A cacao-sponsored master’s degree
And the new techniques did bring about change. Mr Abdul Kadir, who is part of the farmer group from Onembute village, beams as he announces that his family managed to send their child to university to obtain a master’s degree. “I would have never had the means if I hadn’t joined this group.” The visiting delegation from Kalimantan took notice.
“It’s one thing to learn about new techniques,” said FORCLIME facilitator Mr Petrus, “but many farmers aren’t keen to try on something so radically new. For them and for us, seeing is believing.” It is one of the reasons why the AgFor project arranges these so-called cross-visits. Mr Petrus is himself from a Kalimantan farmer family, but was lucky to study agriculture in Malaysia. Him and his colleagues now help to collect and spread information to the farmer groups back home.
The visitors curiously inspect the farm’s equipment: the extensive tree nursery that provides high-quality seedlings for the farmer group, the propagator where cuttings from plus-trees (superior specimens) of valuable species are rooting, and the compost heap that produces small quantities of organic fertilizer for the farm.

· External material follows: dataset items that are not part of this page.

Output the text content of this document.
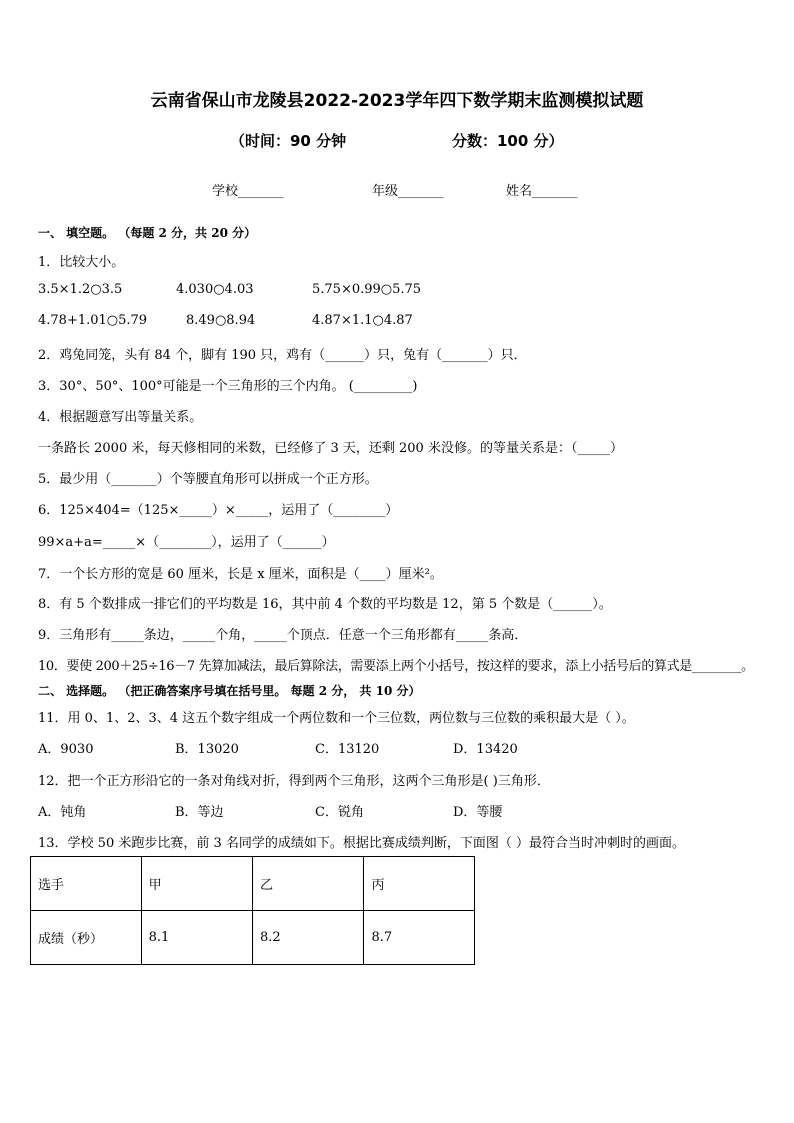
云南省保山市龙陵县2022-2023学年四下数学期末监测模拟试题
（时间：90 分钟	分数：100 分）
学校_______	年级_______	姓名_______
一、 填空题。 （每题 2 分，共 20 分）
1．比较大小。
3.5×1.2○3.5	4.030○4.03	5.75×0.99○5.75
4.78+1.01○5.79	8.49○8.94	4.87×1.1○4.87
2．鸡兔同笼，头有 84 个，脚有 190 只，鸡有（______）只，兔有（_______）只．
3．30°、50°、100°可能是一个三角形的三个内角。 (_________)
4．根据题意写出等量关系。
一条路长 2000 米，每天修相同的米数，已经修了 3 天，还剩 200 米没修。的等量关系是：（_____）
5．最少用（_______）个等腰直角形可以拼成一个正方形。
6．125×404=（125×_____）×_____，运用了（________）
99×a+a=_____×（________），运用了（______）
7．一个长方形的宽是 60 厘米，长是 x 厘米，面积是（____）厘米²。
8．有 5 个数排成一排它们的平均数是 16，其中前 4 个数的平均数是 12，第 5 个数是（______）。
9．三角形有_____条边，_____个角，_____个顶点．任意一个三角形都有_____条高．
10．要使 200＋25÷16－7 先算加减法，最后算除法，需要添上两个小括号，按这样的要求，添上小括号后的算式是________。
二、 选择题。 （把正确答案序号填在括号里。 每题 2 分， 共 10 分）
11．用 0、1、2、3、4 这五个数字组成一个两位数和一个三位数，两位数与三位数的乘积最大是（ ）。
A．9030	B．13020	C．13120	D．13420
12．把一个正方形沿它的一条对角线对折，得到两个三角形，这两个三角形是( )三角形．
A．钝角	B．等边	C．锐角	D．等腰
13．学校 50 米跑步比赛，前 3 名同学的成绩如下。根据比赛成绩判断，下面图（ ）最符合当时冲刺时的画面。
选手	甲	乙	丙
成绩（秒）	8.1	8.2	8.7
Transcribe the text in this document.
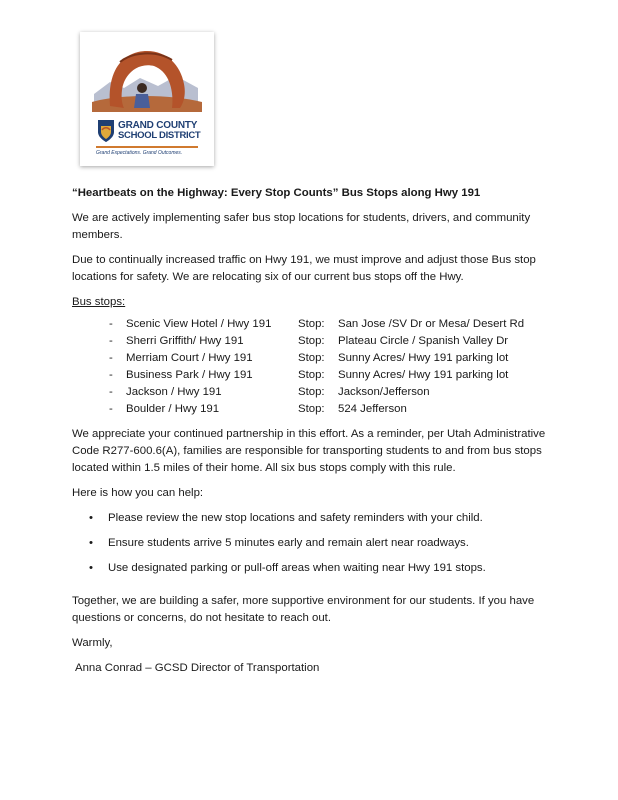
GRAND COUNTY
SCHOOL DISTRICT
Grand Expectations. Grand Outcomes.
“Heartbeats on the Highway: Every Stop Counts” Bus Stops along Hwy 191

We are actively implementing safer bus stop locations for students, drivers, and community members.

Due to continually increased traffic on Hwy 191, we must improve and adjust those Bus stop locations for safety. We are relocating six of our current bus stops off the Hwy.

Bus stops:
-	Scenic View Hotel / Hwy 191	Stop:	San Jose /SV Dr or Mesa/ Desert Rd
-	Sherri Griffith/ Hwy 191	Stop:	Plateau Circle / Spanish Valley Dr
-	Merriam Court / Hwy 191	Stop:	Sunny Acres/ Hwy 191 parking lot
-	Business Park / Hwy 191	Stop:	Sunny Acres/ Hwy 191 parking lot
-	Jackson / Hwy 191	Stop:	Jackson/Jefferson
-	Boulder / Hwy 191	Stop:	524 Jefferson

We appreciate your continued partnership in this effort. As a reminder, per Utah Administrative Code R277-600.6(A), families are responsible for transporting students to and from bus stops located within 1.5 miles of their home. All six bus stops comply with this rule.

Here is how you can help:

•	Please review the new stop locations and safety reminders with your child.
•	Ensure students arrive 5 minutes early and remain alert near roadways.
•	Use designated parking or pull-off areas when waiting near Hwy 191 stops.

Together, we are building a safer, more supportive environment for our students. If you have questions or concerns, do not hesitate to reach out.

Warmly,

Anna Conrad – GCSD Director of Transportation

The villagers are as keen to share their knowledge and experience with the visitors. Questions are fired back and forth as Mr Mustakim demonstrates his grafting and pruning skills on an unsuspecting cacao tree. Mr Iswanto, who presides the local extension agency, discusses ways to preserve or process surpluses of durian in response to its plummeting price when mid-season supply exceeds demand, and to prevent pod borers from ruining the cacao harvest by not intercropping with rambutan.
More AgFor por favor
The delegation visits three more villages in other districts of Southeast Sulawesi. The villages are ever more remote, the roads ever more inaccessible. Despite the dry weather conditions, a small truck has driven into the ditch, requiring the visitors to find a different route into town.
Yet wherever they went, local government, ranging from village heads to district heads and including all involved agencies, unanimously agreed that AgFor has brought nothing but good. “I’m very proud of what we have achieved in my village,” says Mr Lukman, who is the leader of Aunupe village in South Konawe district. “With five more years of AgFor, I think we will be able to stand on our own feet even better than now,” he adds hopefully.
The villagers, too, are happy with the current results. Seated on the floor and snacking on some peanuts, Ms Sri Utami says the spirit in the village has improved considerably since the project’s start. She herself has taken part in a training to build and manage nurseries and propagators. “People from all over the region are coming to visit and see our work, and visits like today’s open the windows of our souls.”
On the way out, Mr Mahrizal enthusiastically taps on the window pane. “Look, another farmer group has copied the nursery idea!” Indeed, when good ideas take root, they grow vigorously.
The AgFor alliance
Agroforestry and Forestry (AgFor) in Sulawesi: Linking Knowledge to Action (AgFor) is funded 2012–2016 by the Government of Canada through Global Affairs Canada and the CGIAR Research Program on Forests, Trees and Agroforestry. After establishing itself in South and Southeast Sulawesi, operations in Gorontalo Province began in early 2014. In its implementation, AgFor works closely with the local government and is led by the World Agroforestry Centre (ICRAF), with support from its partners, the Center for International Forestry Research (CIFOR) and local organisations in each province: Balang and Universitas Hasanuddin in South Sulawesi; Operasi Wallacea Terpadu (OWT), Komunitas Teras and Yascita in Southeast Sulawesi, Japesda and Forum Komunitas Hijau (FKH) in Gorontalo. The project seeks to make agroforestry a truly sustainable practice, by enhancing existing practices, inspiring innovation, disseminating information, encouraging enabling policy, and by ensuring that the reward is worth the investment risk.